This Huffington Post piece, "Accountants, Washington Helping Banks Fluff Profits," illustrates why it's so frustrating to watch this financial crisis play out, day after day.
We need greater transparency in the financial system. Nobody -- right, left, center, right of center, left of center, center of right of left of center -- contests that. Nobody has said, "What we need in America are more off-balance-sheet vehicles, derivatives traded in back alleys, murky accounting rules, hard-to-understand securitizations."
If we need more light, we do we keep embracing the darkness? I don't get it.
And if you don't like "mark-to-market rules" (accounting standards that value an asset on a company's books according to what it's worth at that moment, freely traded), then what do you like? Mark-to-whatever-you-feel-like-it rules (these by the way, in their more reputable guise, are known as "mark to model")?

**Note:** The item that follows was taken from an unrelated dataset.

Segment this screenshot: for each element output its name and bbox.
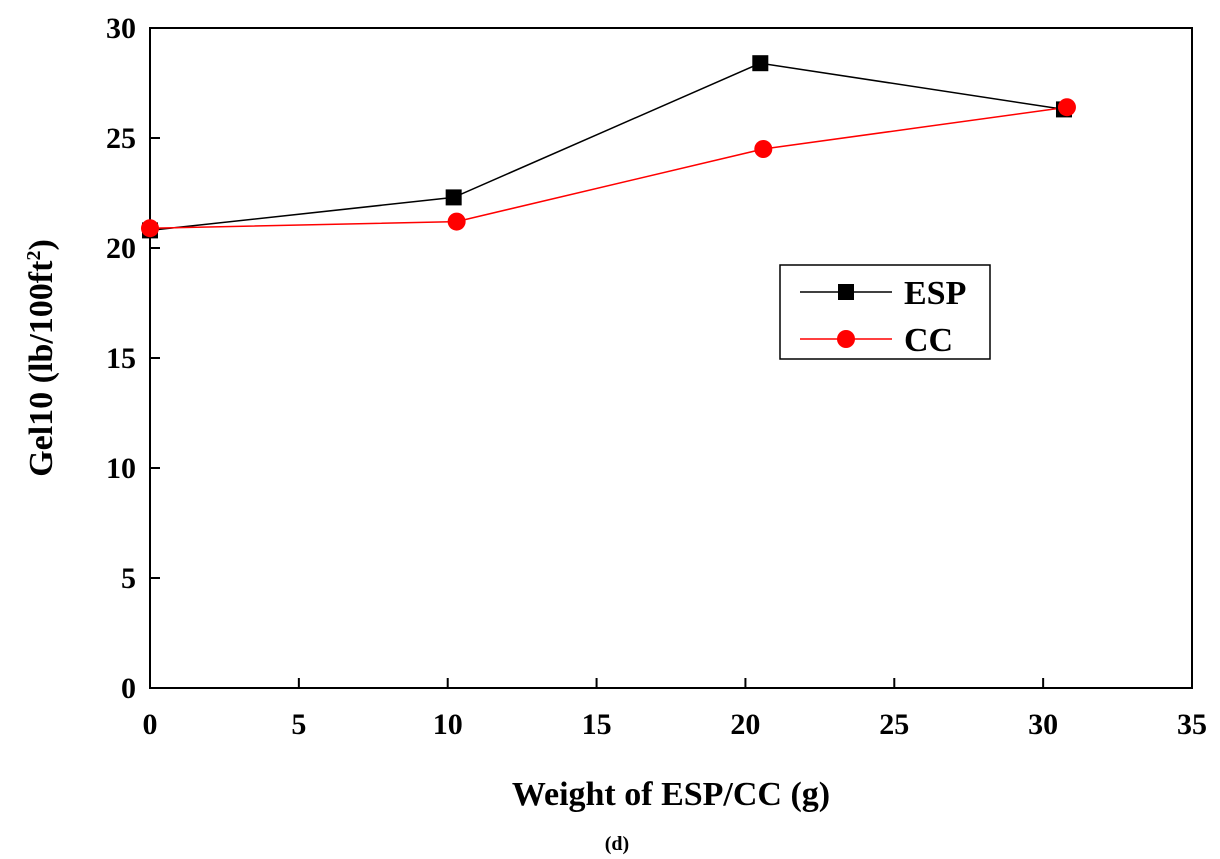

If you're an accountant, the nice thing about a financial asset should be that it's not a friggin' puppy. It doesn't have sentimental value. That CMBS in the back room isn't worth $5 million to me but $10 million to you because you like its big brown eyes and curly cashmere-soft coat.
At day's end (so to speak), it pays out X dollars, and that's what matters. That's how the market prices it. If you claim it's worth $10 million, but Joe Investor will give you only $5 million, but it IS really worth $10 million (assuming reasonable rates of return), guess what? Fred Investor will step in and give you $9.7 million say, recognizing a good deal when he can get one.
But if you can't get anything near $10 million, for God's sake, don't turn purple and start throwing your paperweights around the office, swearing about those "damn accounting rules." I know in America it's always in fashion to blame someone else, not yourself. But in this case, you really need to man up. If you're holding a stinkbomb, deal with it honestly, instead of trying to bend every accounting rule in sight.